Danish-Cambodian forestry project wins prestigious UN prize at COP21
A collaborative project between the University of Copenhagen, a Cambodian IT company, the international development organisation Danmission and their Cambodian partner, the Prey Lang Community Network (PLCN), were awarded the UN Equator Prize in front of 1,800 people at the Parisian theatre Mogador during COP21 last night.
The Prey Lang forest in northeastern Cambodia is the last big evergreen forest in Southeast Asia. It is the size of Zealand and home to at least 20 endangered plant species and 27 endangered animal species. It supplies the livelihood for over 200,000 local Cambodians.
Tree species found in the forest like teak and rosewood are coveted by illegal loggers.

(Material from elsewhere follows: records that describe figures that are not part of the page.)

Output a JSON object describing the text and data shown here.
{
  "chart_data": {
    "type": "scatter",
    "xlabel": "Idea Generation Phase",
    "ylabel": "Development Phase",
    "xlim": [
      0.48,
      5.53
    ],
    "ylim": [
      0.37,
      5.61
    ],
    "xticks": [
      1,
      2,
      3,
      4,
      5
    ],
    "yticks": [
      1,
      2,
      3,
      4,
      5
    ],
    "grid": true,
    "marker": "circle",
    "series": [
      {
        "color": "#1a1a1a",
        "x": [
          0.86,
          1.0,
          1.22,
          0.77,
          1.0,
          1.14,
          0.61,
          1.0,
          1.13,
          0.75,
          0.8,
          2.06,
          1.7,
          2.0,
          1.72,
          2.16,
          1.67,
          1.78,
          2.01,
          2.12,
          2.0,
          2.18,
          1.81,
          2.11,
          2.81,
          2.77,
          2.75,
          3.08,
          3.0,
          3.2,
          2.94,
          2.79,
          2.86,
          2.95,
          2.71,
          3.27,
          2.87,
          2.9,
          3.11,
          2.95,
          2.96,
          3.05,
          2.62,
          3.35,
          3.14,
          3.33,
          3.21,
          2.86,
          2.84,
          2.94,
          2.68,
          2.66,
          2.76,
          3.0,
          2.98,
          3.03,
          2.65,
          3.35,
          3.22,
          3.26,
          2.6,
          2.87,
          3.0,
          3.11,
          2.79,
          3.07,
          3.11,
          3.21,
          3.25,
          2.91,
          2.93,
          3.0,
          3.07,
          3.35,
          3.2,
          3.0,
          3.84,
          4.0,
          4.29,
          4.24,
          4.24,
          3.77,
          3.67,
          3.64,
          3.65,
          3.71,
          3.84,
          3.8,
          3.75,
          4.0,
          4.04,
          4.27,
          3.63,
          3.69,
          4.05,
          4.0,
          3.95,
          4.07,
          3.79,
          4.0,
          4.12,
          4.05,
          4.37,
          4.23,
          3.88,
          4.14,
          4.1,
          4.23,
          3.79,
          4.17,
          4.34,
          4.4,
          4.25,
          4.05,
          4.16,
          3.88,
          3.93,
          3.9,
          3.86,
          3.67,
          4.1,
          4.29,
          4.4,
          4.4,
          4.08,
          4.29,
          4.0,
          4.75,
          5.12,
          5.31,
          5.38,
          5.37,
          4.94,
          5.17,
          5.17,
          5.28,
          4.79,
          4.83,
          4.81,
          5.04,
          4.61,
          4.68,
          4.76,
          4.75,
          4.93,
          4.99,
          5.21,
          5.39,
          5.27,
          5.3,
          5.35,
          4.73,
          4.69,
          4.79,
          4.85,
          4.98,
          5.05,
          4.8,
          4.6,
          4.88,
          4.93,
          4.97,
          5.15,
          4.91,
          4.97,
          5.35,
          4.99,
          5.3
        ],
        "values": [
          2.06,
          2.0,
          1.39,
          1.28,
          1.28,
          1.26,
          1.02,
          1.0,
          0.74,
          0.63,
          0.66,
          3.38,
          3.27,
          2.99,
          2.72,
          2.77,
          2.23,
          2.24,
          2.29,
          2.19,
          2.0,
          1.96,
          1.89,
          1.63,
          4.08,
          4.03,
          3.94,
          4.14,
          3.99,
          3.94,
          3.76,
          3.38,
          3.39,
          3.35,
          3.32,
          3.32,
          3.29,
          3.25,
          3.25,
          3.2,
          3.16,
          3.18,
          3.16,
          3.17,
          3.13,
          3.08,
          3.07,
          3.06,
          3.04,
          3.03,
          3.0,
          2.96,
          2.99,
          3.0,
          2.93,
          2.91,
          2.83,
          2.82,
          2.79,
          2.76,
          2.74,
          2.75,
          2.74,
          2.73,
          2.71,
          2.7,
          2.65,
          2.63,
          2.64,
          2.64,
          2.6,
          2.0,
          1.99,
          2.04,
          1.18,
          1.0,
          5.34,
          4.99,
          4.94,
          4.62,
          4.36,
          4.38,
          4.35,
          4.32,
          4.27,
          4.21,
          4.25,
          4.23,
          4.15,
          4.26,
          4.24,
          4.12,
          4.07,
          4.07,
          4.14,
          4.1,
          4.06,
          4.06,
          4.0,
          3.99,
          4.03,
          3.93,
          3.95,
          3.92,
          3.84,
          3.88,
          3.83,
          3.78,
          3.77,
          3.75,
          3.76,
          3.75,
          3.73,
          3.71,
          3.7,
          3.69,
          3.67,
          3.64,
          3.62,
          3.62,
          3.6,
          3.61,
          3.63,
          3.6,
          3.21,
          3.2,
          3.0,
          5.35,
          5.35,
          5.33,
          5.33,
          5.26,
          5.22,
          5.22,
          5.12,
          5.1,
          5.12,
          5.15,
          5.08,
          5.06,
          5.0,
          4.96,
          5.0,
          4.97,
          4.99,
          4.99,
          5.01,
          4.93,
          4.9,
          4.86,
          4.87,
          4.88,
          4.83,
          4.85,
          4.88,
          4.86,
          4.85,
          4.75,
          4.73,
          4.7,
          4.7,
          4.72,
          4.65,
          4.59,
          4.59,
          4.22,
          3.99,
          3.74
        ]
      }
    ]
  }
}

The joint Danish/Cambodian initiative is attempting to fight the loggers. Local activists armed with mobile phones and a special app keep track of valuable trees in the forest and report on illegal logging.
Activists use the app to provide GPS co-ordinates for the rare and valuable trees and plants they find in patrols through Prey Long. The data provides an overview of the parts of the forest that are particularly worth protecting and helps document illegal logging.
“The prize allows us to focus on the problems in Prey Long, not just for the people of Cambodia, but also the global environment,” Danmission consultant Christina Dahl told DR Knowledge.
Dahl said the aim is to increase networking in Cambodia and among other indigenous people and decision-makers fighting illegal logging around the world.
“It is very important we help our partners to make contact with other like-minded people, so they have greater political clout,” said Dahl.
“They can learn from the experiences of others to fight for the environment and their rights.”
The app is also an effective tool to help combat corrupt officials who often co-operate with and are payed off by illegal loggers.
Where high tech meets the natural world
The app first became operational in January of this year.
“Previously, it was costly to get people together so they could share information – this tool has changed that,” Dahl said.
The 400 PLCN activists use a total of 35 phones to patrol Prey Lang. Although wireless signals are virtually nonexistent in the forest, the app is designed to store information and co-ordinates until the phone can connect to the internet and upload the information to a database.
“When everything is running smoothly with the app, it can show illegal logging hotspots on a weekly basis, and those areas can be patrolled.”